In script src/suppa2_generate_events.sh, we run SUPPA2 to get SE (skipped exon) events annotation. It creates a tab file. In addition, it calls generate_CI_events.R and generate_CE_events.R to extract constitutively included (CI) and excluded (CE) exons from the same genes as the SE. Finally, it makes two bed files from the tab file, to be used for quantification.
If needed, run src/prep_alignments_bsn12.sh (that in turns uses src/combine_sj_files.R) to assemble the technical replicates into a scratch directory. Only needed if it wasn't already done recently.
Then src/get_psi_for_SE.sh counts inclusion and exclusion reads with bedtools and grep, starting with SE annotation bed, and calls src/assemble_psi.R to create the result assembled_psi.tsv. Note: takes about 2.5 minutes/sample (8h total), and requires up to 200 GB memory for some samples.
Finally (not on cluster), can use R/format_SE_psi.R to load assembled_psi.tsv, Alec's sc-bulk integration thresholds for filtering, and export events_coordinates.tsv and PSI_quantifications.tsv.

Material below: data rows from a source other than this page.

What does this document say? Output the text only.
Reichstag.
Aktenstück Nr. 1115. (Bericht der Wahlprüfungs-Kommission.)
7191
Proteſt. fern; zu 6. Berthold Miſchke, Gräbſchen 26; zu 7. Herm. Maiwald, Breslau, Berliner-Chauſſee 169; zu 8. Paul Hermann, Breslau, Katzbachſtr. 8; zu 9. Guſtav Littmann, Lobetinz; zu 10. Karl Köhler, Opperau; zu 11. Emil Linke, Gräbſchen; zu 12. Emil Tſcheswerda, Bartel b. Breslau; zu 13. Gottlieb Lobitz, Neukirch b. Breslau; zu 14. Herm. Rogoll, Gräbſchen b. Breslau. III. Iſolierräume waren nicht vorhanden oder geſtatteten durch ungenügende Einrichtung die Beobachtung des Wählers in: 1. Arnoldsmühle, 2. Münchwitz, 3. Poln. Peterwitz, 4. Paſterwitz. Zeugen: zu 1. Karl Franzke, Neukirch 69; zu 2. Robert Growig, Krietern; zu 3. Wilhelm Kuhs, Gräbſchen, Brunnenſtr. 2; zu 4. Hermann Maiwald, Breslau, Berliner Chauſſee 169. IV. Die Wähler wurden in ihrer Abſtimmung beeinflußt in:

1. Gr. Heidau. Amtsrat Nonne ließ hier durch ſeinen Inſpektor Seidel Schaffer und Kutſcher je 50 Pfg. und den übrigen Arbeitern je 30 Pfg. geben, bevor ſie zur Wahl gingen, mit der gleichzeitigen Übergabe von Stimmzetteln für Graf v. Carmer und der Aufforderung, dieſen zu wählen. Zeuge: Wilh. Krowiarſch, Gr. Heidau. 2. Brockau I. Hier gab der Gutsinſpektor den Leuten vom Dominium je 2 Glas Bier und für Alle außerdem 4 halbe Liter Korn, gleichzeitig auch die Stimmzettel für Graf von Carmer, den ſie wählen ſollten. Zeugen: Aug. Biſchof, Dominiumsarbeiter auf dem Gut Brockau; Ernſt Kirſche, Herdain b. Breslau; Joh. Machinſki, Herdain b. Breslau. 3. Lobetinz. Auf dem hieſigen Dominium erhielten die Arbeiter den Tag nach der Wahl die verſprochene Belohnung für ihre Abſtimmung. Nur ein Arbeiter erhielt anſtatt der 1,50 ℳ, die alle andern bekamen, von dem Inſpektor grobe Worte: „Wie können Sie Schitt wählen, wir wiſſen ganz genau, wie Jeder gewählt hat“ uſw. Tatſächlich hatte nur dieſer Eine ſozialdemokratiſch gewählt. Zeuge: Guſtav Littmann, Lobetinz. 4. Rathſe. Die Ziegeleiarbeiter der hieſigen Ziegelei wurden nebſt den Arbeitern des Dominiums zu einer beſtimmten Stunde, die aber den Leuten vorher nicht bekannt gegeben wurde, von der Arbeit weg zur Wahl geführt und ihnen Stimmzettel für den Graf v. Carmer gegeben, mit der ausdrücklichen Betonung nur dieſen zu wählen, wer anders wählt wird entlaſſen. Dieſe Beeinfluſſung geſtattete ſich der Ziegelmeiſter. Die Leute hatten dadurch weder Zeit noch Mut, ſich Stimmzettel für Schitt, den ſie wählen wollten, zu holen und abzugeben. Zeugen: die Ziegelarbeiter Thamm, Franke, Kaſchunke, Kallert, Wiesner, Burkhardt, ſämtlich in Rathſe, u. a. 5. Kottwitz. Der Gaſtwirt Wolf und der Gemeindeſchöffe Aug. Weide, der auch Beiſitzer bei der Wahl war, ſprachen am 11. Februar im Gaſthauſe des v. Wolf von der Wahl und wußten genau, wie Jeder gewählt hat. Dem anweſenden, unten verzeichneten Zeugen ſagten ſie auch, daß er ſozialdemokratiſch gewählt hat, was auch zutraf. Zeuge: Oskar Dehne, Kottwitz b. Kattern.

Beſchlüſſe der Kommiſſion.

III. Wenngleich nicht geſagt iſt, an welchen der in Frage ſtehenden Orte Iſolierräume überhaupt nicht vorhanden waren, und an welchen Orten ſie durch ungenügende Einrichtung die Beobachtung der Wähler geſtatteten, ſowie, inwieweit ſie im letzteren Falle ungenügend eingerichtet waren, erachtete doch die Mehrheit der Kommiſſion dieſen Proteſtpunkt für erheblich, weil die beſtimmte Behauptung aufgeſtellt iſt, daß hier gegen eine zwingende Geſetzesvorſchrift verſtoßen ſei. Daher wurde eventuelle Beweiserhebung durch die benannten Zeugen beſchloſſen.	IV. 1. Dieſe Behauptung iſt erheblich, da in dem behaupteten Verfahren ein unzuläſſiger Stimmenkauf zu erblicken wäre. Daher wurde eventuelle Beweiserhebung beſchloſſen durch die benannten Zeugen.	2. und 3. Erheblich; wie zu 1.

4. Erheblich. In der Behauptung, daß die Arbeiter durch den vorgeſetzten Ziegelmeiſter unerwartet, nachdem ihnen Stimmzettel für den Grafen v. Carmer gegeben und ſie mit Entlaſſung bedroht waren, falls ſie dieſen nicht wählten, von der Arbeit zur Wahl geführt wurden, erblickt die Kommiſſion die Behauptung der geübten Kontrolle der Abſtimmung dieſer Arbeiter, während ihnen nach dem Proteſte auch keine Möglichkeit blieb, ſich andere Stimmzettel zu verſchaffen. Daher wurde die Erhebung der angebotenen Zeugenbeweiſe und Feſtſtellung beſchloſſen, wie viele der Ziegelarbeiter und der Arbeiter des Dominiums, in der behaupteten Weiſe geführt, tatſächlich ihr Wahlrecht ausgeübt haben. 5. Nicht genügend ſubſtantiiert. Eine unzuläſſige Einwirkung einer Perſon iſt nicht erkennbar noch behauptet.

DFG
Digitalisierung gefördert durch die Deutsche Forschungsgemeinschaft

- 230531: WS281, bsn9 alignments
- 230907: updated CE
- 230912: updated CE
- 231109: WS289, bsn12 alignments
- 231214: temporary export without filtering
- 240308: quantifications (with proper filtering) of WS289, bsn12
- 240906: correct bug in CI that created 38 incorrect events (e.g.
CI_610hadexon_startbeforeintron_start) - 240910: correct additional bug in CI_8 (incorrect intron)
Initially tried with Schafer method on WS281. It was successful on a test sample (ADLr173), but two problems:
- very long SJ (>20 kb) that skip entire genes are counted as exclusion reads. This leads to some exonic_parts that appear with intermediate PSI even though they are actually always included. Problem alleviated partially by filtering out long junctions BEFORE counting them. But better (non-exclusive) way would be to ensure that the SJ has at least 1 end within the gene before counting it. I can't think of an easy way to do that in the CLI framework.
- these PSI include all types of events, very few exon skipping but quite a bit of alt 3/5' ends alt first/last exons etc.
So, not ideal, we would like to restrict ourselves to proper exon skipping.
Scripts: src/makeSchaferIndex.sh, src/schafer_quantif.sh
As Tsplice paper did, we can try MISO with an exon-centric annotation (MISO can either run for fll transcripts or exon-centric, but in that case we need an annotation of the individual events).
MISO provides exon-centric annotations for some organisms, not worms. In that case they suggest a tool, rnaseqlib.
Turns out rnaseqlib is old and unmaintained, installing and running it runs into problems, gave up. Instead, going with a more recent software, SUPPA2, that includes script for creating annotations. See top of the page.
conda create --name SUPPA2
conda activate SUPPA2
conda install -c bioconda suppa
Not necessary anymore for bsn12: the technical replicates are already merged, can use bams directly.
First, if necessary, run prep_alignments_bsn9.sh to assemble the bams and sj files from bsn9, store them on scratch60. It uses samtools and src/combine_sj_files.R. Important: McCleary doesn't have access to /SAY anymore, so the first step is to transfer all the bam files to scratch60, then assemble them.
input_bams="/SAY/standard/mh588-CC1100-MEDGEN/bulk_alignments/bsn9_bams/"
input_sj="/SAY/standard/mh588-CC1100-MEDGEN/bulk_alignments/bsn9_junctions/"
out_dir="/home/aw853/scratch60/2022-11-03_bsn9/"
use it to merge BAMs from technical replicates (using samtools), and merge SJs from technical replicates (using src/combine_sj_files.R).
Note: this step takes ~ 10 min per sample, ~30 h total.